Paradoxically, Istanbulites do not seem to be very interested in how these decisions are made anyway. On the contrary, the fact that fundamental and urgent infrastructural problems are actually being addressed generates popular support. The Prime Minister, seems content that the public recognises and supports the central government’s role in projects concerning the city’s infrastructure. Indeed, these investments can be regarded as a reward for votes: and thus boost populist politics just like social relief for the poor citizens.
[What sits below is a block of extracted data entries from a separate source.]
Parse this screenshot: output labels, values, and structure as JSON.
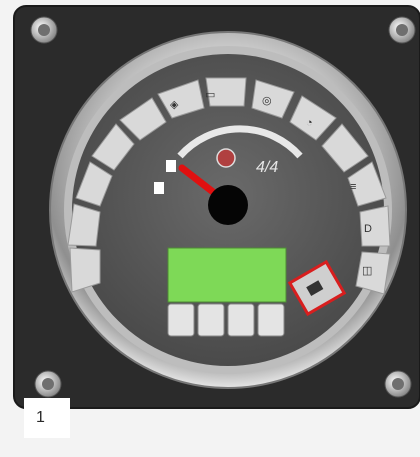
{
  "image": {
    "description_label": "Instrument cluster dashboard"
  },
  "gauge": {
    "fuel_fraction": "4/4",
    "caption_number": "1",
    "screen_color": "#7ed957",
    "highlight_color": "#d81e1e",
    "needle_color": "#e01010"
  }
}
Considering this, it is possible to say that Istanbul is being governed by a populist approach closely tied to the central government. In this context, it may be necessary to point out how the city is currently planned. In short, a strategic planning ethos now guides the city’s growth. Responsibility for this strategic vision has been transferred to the Istanbul Metropolitan Planning and Urban Design Centre (IMP), a new organisation that operates alongside political and bureaucratic bodies of the Istanbul Metropolitan Municipality. Although the staff of this new organisation possesses expertise, decision-making is still left to the domain of populist politics and projects of the IMP tend to be selectively or only partially implemented, because it does not have administrative and technocratic influence. To sum up, we may claim that the technocrats are excluded from the decision-making process where their knowledge and expertise are extremely important for the city’s aesthetics and long-term growth.
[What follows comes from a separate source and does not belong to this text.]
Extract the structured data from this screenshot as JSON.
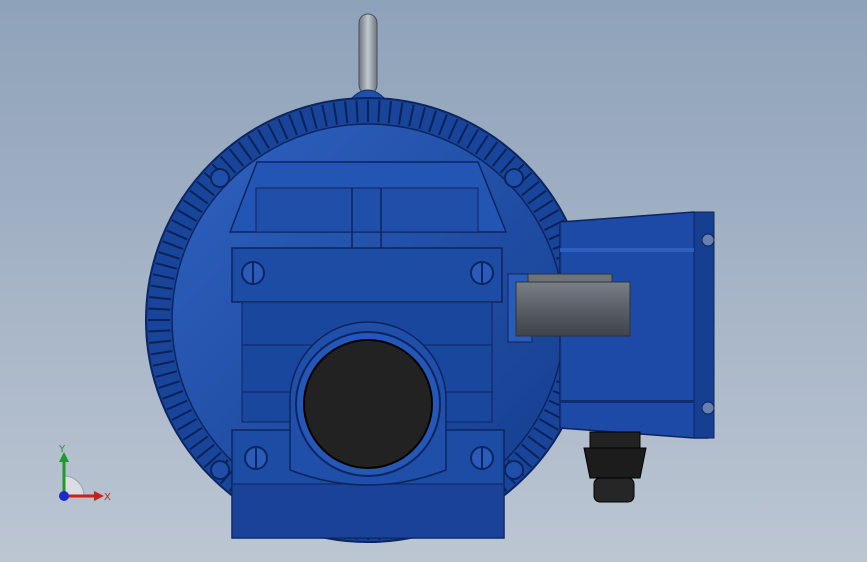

On the other hand, the European Union’s nomination process brings with it new influential concepts regarding urban governance. As a result, government bodies and civic groups are trying to identify new models for participation: local administrations have established city councils and are trying to foster stronger ties to civic groups in order to comply with legal obligations connected to these administrative principles.

In this respect, Istanbul’s biggest obstacle is that the majority of its citizens are either not organised or take part in hierarchically structured ‘community’ groups. Possibilities for open participation remain limited but clientelist-ties become widespread. Another problem concerns the rights of organisations and the freedom of expression among social groups who suffer from the disadvantageous consequences of some urban renewal projects. For example, the Romani community, which used to live in the historical city centre, has been particularly marginalised. Overall, the administrative principle for enhanced governance currently relates only to the existing power groups and excludes the disadvantaged, the marginalised and minorities. However, thanks to Turkey’s nomination to the European Union new concepts have been introduced concerning human and minority rights. Local democracy will arrive to Turkish cities only after it is understood that populism and majority-rule do not equal democracy and that the demands of minority groups have to be taken into consideration.

Sema Erder is a Professor at Bahçeşehir University and writes on urban sociology, urban politics, migration and Istanbul. Currently she is working on a project on the globalisation of and challenges to the conventional Turkish migration policy.